Lamanya waktu pembuatan vaksin mRNA juga lebih cepat dan langsung bisa dilakukan dalam skala besar.
Melansir ulasan ilmiah dari peneliti Cambridge University, proses manufaktur vaksin mRNA untuk virus ebola, H1N1 influenza, dan toksoplasma bisa diselesaikan rata-rata dalam satu minggu.
Oleh karena itu, vaksin molekul RNA dapat menjadi solusi yang diandalkan dalam pengentasan epidemi penyakit baru.

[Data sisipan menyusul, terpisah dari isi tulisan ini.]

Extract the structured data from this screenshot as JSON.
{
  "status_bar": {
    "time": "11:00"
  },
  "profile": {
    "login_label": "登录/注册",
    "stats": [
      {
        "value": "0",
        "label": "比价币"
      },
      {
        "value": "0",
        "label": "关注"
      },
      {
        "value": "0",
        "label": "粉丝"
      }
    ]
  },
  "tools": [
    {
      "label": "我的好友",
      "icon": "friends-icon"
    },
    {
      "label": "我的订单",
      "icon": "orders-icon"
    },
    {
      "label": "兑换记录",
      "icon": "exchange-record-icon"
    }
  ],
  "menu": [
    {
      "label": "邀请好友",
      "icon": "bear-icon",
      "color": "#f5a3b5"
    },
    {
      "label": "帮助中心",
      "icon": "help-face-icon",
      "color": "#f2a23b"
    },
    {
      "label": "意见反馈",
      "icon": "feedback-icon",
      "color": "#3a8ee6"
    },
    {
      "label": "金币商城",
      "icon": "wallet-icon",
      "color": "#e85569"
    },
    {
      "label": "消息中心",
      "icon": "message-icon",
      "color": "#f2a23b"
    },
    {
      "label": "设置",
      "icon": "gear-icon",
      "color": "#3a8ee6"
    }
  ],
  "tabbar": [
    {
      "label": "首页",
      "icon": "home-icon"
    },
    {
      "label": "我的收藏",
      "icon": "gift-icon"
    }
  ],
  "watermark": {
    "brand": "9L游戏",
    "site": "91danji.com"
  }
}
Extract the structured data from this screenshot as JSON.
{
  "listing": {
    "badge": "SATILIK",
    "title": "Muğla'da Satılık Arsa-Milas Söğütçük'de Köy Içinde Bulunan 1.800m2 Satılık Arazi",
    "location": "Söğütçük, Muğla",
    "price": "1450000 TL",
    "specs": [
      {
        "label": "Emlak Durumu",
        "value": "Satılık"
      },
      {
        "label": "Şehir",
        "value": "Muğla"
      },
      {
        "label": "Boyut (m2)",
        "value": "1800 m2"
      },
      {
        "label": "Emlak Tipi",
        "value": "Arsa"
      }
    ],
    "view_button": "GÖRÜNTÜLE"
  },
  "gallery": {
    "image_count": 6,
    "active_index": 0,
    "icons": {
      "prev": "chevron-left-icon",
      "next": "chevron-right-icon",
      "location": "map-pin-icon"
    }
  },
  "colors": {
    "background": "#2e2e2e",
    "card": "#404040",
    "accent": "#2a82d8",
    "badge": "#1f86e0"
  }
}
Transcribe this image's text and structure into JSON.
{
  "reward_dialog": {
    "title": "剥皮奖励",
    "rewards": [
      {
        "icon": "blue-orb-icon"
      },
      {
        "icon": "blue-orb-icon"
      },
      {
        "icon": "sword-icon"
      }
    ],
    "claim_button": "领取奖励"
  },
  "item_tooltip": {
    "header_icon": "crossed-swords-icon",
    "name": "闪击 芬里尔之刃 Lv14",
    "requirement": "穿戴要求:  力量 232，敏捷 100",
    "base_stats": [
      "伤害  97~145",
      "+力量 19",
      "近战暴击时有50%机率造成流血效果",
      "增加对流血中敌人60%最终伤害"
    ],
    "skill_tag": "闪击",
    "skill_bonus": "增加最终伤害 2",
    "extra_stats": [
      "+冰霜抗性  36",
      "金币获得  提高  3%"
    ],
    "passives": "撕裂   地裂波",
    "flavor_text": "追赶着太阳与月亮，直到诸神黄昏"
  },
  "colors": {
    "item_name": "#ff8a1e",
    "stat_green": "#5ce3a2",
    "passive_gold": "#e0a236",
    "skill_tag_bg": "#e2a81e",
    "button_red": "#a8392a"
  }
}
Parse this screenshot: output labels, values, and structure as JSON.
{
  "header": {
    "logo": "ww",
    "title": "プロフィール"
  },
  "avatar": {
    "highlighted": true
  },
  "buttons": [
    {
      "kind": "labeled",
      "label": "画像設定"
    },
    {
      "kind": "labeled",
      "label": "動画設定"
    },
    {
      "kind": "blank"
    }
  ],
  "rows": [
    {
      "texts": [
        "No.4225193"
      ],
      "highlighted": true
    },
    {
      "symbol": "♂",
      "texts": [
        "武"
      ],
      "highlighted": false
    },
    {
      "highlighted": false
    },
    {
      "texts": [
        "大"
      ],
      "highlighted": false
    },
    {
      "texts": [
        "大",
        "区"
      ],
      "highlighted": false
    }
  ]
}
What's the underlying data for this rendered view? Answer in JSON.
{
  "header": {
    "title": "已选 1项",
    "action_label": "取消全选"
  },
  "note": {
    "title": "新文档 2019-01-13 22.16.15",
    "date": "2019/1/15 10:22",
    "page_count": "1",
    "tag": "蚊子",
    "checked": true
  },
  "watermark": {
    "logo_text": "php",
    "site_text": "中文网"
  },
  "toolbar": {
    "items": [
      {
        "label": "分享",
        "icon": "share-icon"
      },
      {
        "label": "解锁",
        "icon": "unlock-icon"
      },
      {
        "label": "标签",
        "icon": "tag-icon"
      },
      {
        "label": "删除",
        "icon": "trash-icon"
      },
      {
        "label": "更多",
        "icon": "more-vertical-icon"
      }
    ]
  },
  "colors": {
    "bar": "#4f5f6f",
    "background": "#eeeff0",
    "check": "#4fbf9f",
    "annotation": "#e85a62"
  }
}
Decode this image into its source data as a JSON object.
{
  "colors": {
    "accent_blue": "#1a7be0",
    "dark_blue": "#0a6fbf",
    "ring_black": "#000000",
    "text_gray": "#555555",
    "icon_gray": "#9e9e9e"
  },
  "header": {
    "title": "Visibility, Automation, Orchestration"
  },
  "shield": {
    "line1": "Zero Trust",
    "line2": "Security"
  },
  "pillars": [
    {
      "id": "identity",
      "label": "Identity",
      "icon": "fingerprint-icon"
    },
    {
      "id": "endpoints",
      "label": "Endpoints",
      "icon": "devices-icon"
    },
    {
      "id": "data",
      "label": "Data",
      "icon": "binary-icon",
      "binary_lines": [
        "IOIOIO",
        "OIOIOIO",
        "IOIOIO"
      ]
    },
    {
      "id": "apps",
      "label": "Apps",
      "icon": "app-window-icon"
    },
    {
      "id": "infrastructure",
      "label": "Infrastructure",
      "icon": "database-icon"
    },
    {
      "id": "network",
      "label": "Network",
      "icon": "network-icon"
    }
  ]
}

Vaksin mRNA berpotensi mengobati kanker
Sebelumnya vaksin dikenal untuk mencegah penyakit yang disebabkan oleh infeksi bakteri dan virus. Namun vaksin molekul RNA berpotensi digunakan sebagai obat untuk penyakit kanker.
Metode yang digunakan dalam pembuatan vaksin mRNA, ternyata memberikan hasil meyakinkan dalam pembuatan imunoterapi yang berfungsi menstimulasi sistem imun untuk melemahkan sel kanker.
Masih dari peneliti Cambridge University, diketahui hingga saat ini telah dilakukan lebih dari 50 percobaan klinis terhadap penggunaan vaksin molekul RNA dalam pengobatan kanker.
Penelitian yang menunjukkan hasil positif di antaranya pada kanker darah, melanoma, kanker otak, dan kanker prostat.
Akan tetapi, kegunaan vaksin molekul RNA untuk pengobatan kanker masih perlu melakukan uji klinis yang lebih masif untuk memastikan keamanan dan efektivitasnya.